Research data management sections in ARC applications
The Australian Research Council (ARC) wants to maximise the benefit of Australia’s publicly funded research and states that increasing access to research data is part of this process.
- Since 2007, the ARC has encouraged researchers to deposit data arising from research projects in publicly accessible repositories.
- Since February 2014, the ARC has required researchers to outline how they plan to manage research data arising from ARC-funded research. From 2020, this requirement forms part of the agreement for funding under the National Competitive Grants Program.
- The ARC’s requirement is designed to encourage researchers to consider the ways in which they can best manage, store, disseminate and reuse data. Researchers, in consultation with institutions, have a responsibility to consider the management and future potential of their research data, taking into account the particular approaches, standards and uses for data that may exist in different institutions, disciplines and research projects. Some institutions may have infrastructure and/or processes in place for storing, managing and sharing data – these are valuable resources that should be utilised.

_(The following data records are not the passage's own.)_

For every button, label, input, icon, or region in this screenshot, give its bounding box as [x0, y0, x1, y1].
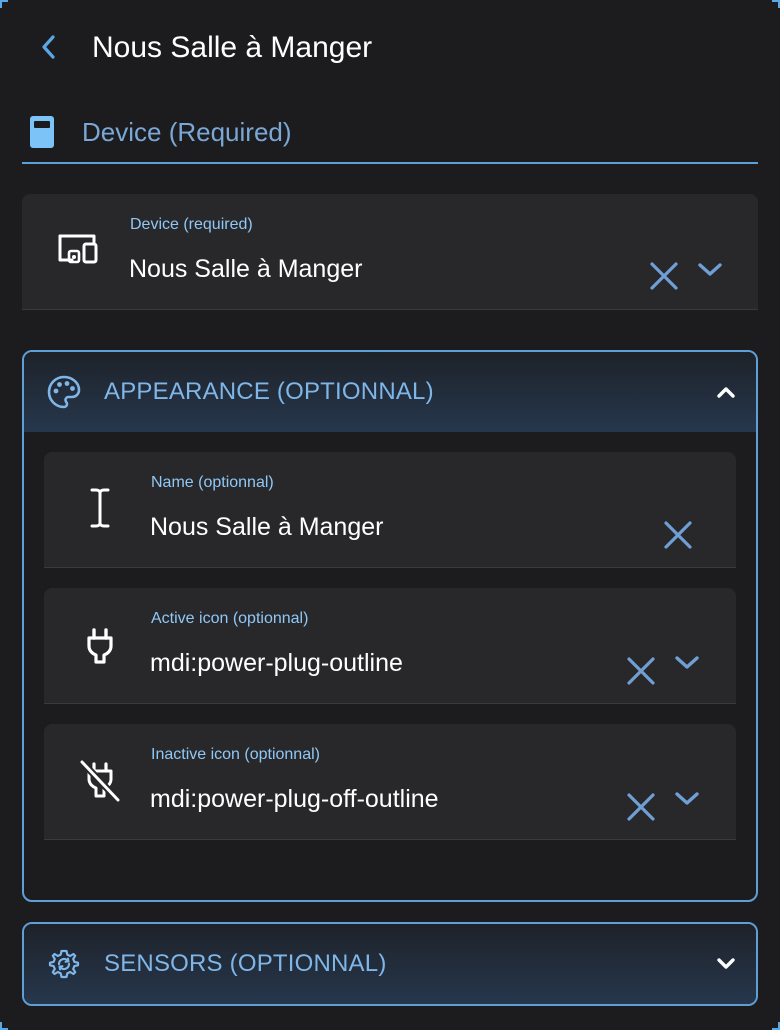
clear-name-button[interactable]: [661, 518, 695, 552]
back-button[interactable]: [34, 30, 62, 64]
close-icon: [627, 657, 655, 685]
chevron-left-icon: [42, 35, 55, 59]
power-plug-outline-icon: [84, 626, 116, 666]
tab-device[interactable]: Device (Required): [22, 104, 758, 164]
palette-icon: [47, 375, 81, 409]
page-title: Nous Salle à Manger: [92, 31, 373, 64]
clear-active-icon-button[interactable]: [624, 654, 658, 688]
device-selector[interactable]: Device (required) Nous Salle à Manger: [22, 194, 758, 310]
corner-marker: [0, 1022, 8, 1030]
inactive-icon-field-label: Inactive icon (optionnal): [151, 746, 320, 763]
clear-inactive-icon-button[interactable]: [624, 790, 658, 824]
tab-device-label: Device (Required): [82, 117, 292, 147]
name-field[interactable]: Name (optionnal) Nous Salle à Manger: [44, 452, 736, 568]
appearance-panel-header[interactable]: APPEARANCE (OPTIONNAL): [24, 352, 756, 432]
devices-icon: [54, 230, 102, 270]
expand-sensors-button[interactable]: [712, 950, 740, 978]
chevron-up-icon: [717, 387, 735, 398]
chevron-down-icon: [717, 958, 735, 969]
active-icon-field[interactable]: Active icon (optionnal) mdi:power-plug-o…: [44, 588, 736, 704]
chevron-down-icon: [698, 263, 722, 276]
inactive-icon-dropdown-toggle[interactable]: [672, 786, 702, 812]
power-plug-off-outline-icon: [78, 758, 122, 804]
device-dropdown-toggle[interactable]: [695, 257, 725, 283]
inactive-icon-field[interactable]: Inactive icon (optionnal) mdi:power-plug…: [44, 724, 736, 840]
active-icon-field-value: mdi:power-plug-outline: [150, 649, 403, 677]
device-field-label: Device (required): [130, 216, 253, 233]
active-icon-dropdown-toggle[interactable]: [672, 650, 702, 676]
chevron-down-icon: [675, 792, 699, 805]
collapse-appearance-button[interactable]: [712, 378, 740, 406]
corner-marker: [772, 1022, 780, 1030]
cog-sync-icon: [48, 949, 80, 979]
device-box-icon: [30, 116, 54, 148]
sensors-panel-header[interactable]: SENSORS (OPTIONNAL): [24, 924, 756, 1004]
close-icon: [664, 521, 692, 549]
device-field-value: Nous Salle à Manger: [129, 255, 363, 283]
name-field-label: Name (optionnal): [151, 474, 274, 491]
name-field-value: Nous Salle à Manger: [150, 513, 384, 541]
appearance-panel: APPEARANCE (OPTIONNAL) Name (optionnal) …: [22, 350, 758, 902]
page-header: Nous Salle à Manger: [0, 0, 780, 96]
appearance-panel-title: APPEARANCE (OPTIONNAL): [104, 378, 434, 405]
sensors-panel: SENSORS (OPTIONNAL): [22, 922, 758, 1006]
chevron-down-icon: [675, 656, 699, 669]
text-cursor-icon: [88, 486, 112, 530]
close-icon: [627, 793, 655, 821]
active-icon-field-label: Active icon (optionnal): [151, 610, 309, 627]
clear-device-button[interactable]: [647, 259, 681, 293]
sensors-panel-title: SENSORS (OPTIONNAL): [104, 950, 387, 977]
close-icon: [650, 262, 678, 290]
inactive-icon-field-value: mdi:power-plug-off-outline: [150, 785, 439, 813]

- The ARC does not require that full, detailed data management plans be submitted for assessment, but from 2020 will require that such plans are in place prior to the commencement of the project. Currently, the ARC does not mandate open access to data.
- The requirement is consistent with the responsibilities outlined in the Australian Code for the Responsible Conduct of Research 2018, which include the proper management of research data and primary materials by researchers, along with institutional policies addressing data ownership, storage, retention and “appropriate access…by the research community”.
- The OECD Principles and Guidelines for Access to Research Data from Public Funding (2007) also provide guidance on the management of data and primary materials. The ARC notes that Australia, as an OECD member, is expected (not legally bound) to implement these principles and guidelines.